ACTE II - Scène XXV



(CAMARET CELESTIN PUIS ANGELE)


CELESTIN
Ce pauvre M. Champignol !

CAMARET
Ah çà ! qu'est-ce qui t'amène, toi ?

CELESTIN
Mon oncle, je venais vous demander, de la part de maman, d'arriver de bonne heure ce soir, avec Adrienne.

CAMARET
Pourquoi donc ?

CELESTIN
À cause de son bal… C'est Adrienne qui fera l'office de maîtresse de maison… Maman est malade.

CAMARET
Allons, bon ! qu'est-ce qu'elle a ?

CELESTIN
Oh ! rien de grave ! un rhumatisme…

CAMARET
Un rhumatisme !…

CELESTIN
Oui, qui la tient là !
(Il indique le côté droit. )


CAMARET
Par le flanc… droit !

CELESTIN
Vous dites ?

CAMARET
je dis : par le flanc droit !

CELESTIN
Ah ! oui !… Je vous demande pardon… Je ne comprenais pas…

CAMARET
Ah ! ce n'est pas de chance, pour un jour où elle reçoit… Enfin, c'est bien !
(Il remonte au fond, à gauche, avec Célestin. )


CHAMPIGNOL
Oh ! s'il est permis de détériorer un homme à ce point-là !
(Il retire son képi, et tout honteux, s'enveloppe la tête de son mouchoir et met son képi par dessus. )


CAMARET( au fond, à gauche.  )
Ah çà ! qu'est-ce que c'est que ce soldat chauve ?

CHAMPIGNOL(à droite, à l'avant-scène.  )
Apollon, Apollon lui-même n'y résisterait pas.

CAMARET
Eh ! dites donc, là-bas !

CHAMPIGNOL(gagnant le milieu de la scène.  )
Mon Capitaine !

CAMARET( descendant au n° 2, pendant que Célestin descend au n° 1.  )
Montrez donc votre tête, vous !

CHAMPIGNOL(ôtant son képi.  )
Hein ! Croyez-vous.

CAMARET
Quoi ! "Croyez-vous", qu'est-ce que ça veut dire : "croyez-vous" ? Ah ! c'est le loustic !
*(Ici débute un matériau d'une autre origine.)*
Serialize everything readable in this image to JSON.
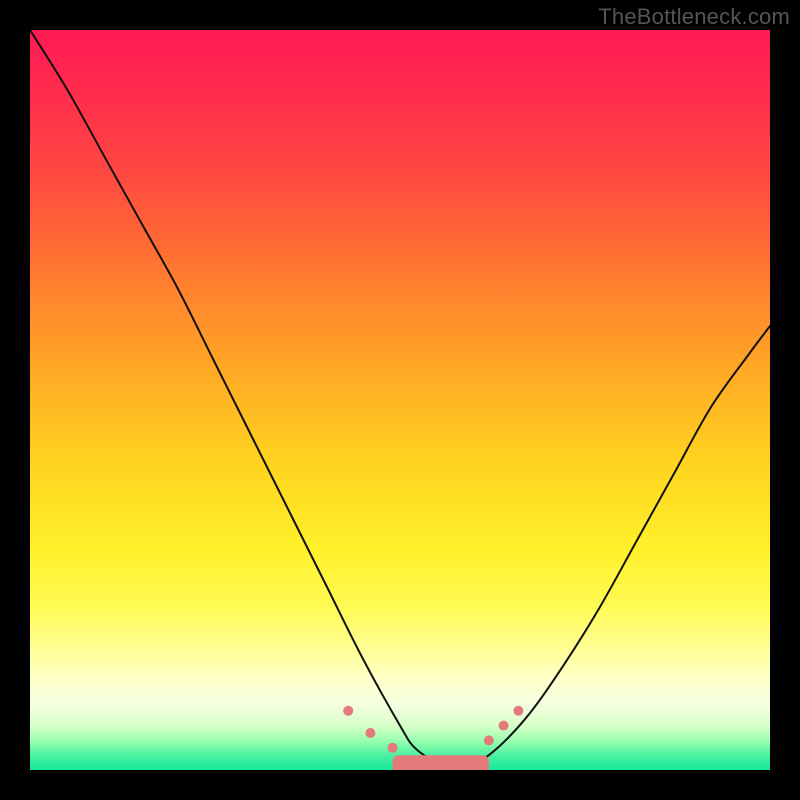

CHAMPIGNOL(avec fierté et satisfaction.  )
Ah ! il m'a reconnu !

CAMARET
Qui est-ce qui vous a permis de vous couper les cheveux comme ça, hein ? Est-ce que vous supposez qu'un soldat a le droit de disposer de sa tête pour en faire des boules d'escalier ?

CHAMPIGNOL
Mais, Capitaine…

CAMARET
Vous me ferez deux jours de salle de police pour vous apprendre à vous rendre grotesque.

CHAMPIGNOL
Ah ! non ! ça, c'est le bouquet !

CAMARET
Allez, rompez !… Retournez à la chambrée ; vous y resterez, jusqu'à ce que vos cheveux soient repoussés !

CHAMPIGNOL
Oui, mon Capitaine !… (À part.)
Eh bien ! j'en ai pour quelque temps ! Oh ! ils me rendront fou ! ils me rendront fou !… On me fait passer au papier de verre et encore on me colle au bloc !
(Il entre dans la première baraque de droite. )


CAMARET
Les voilà bien, quand on les laisse à leur initiative, ils ne savent qu'inventer pour se rendre ridicules !
(Il passe devant Célestin et va au n° 1. )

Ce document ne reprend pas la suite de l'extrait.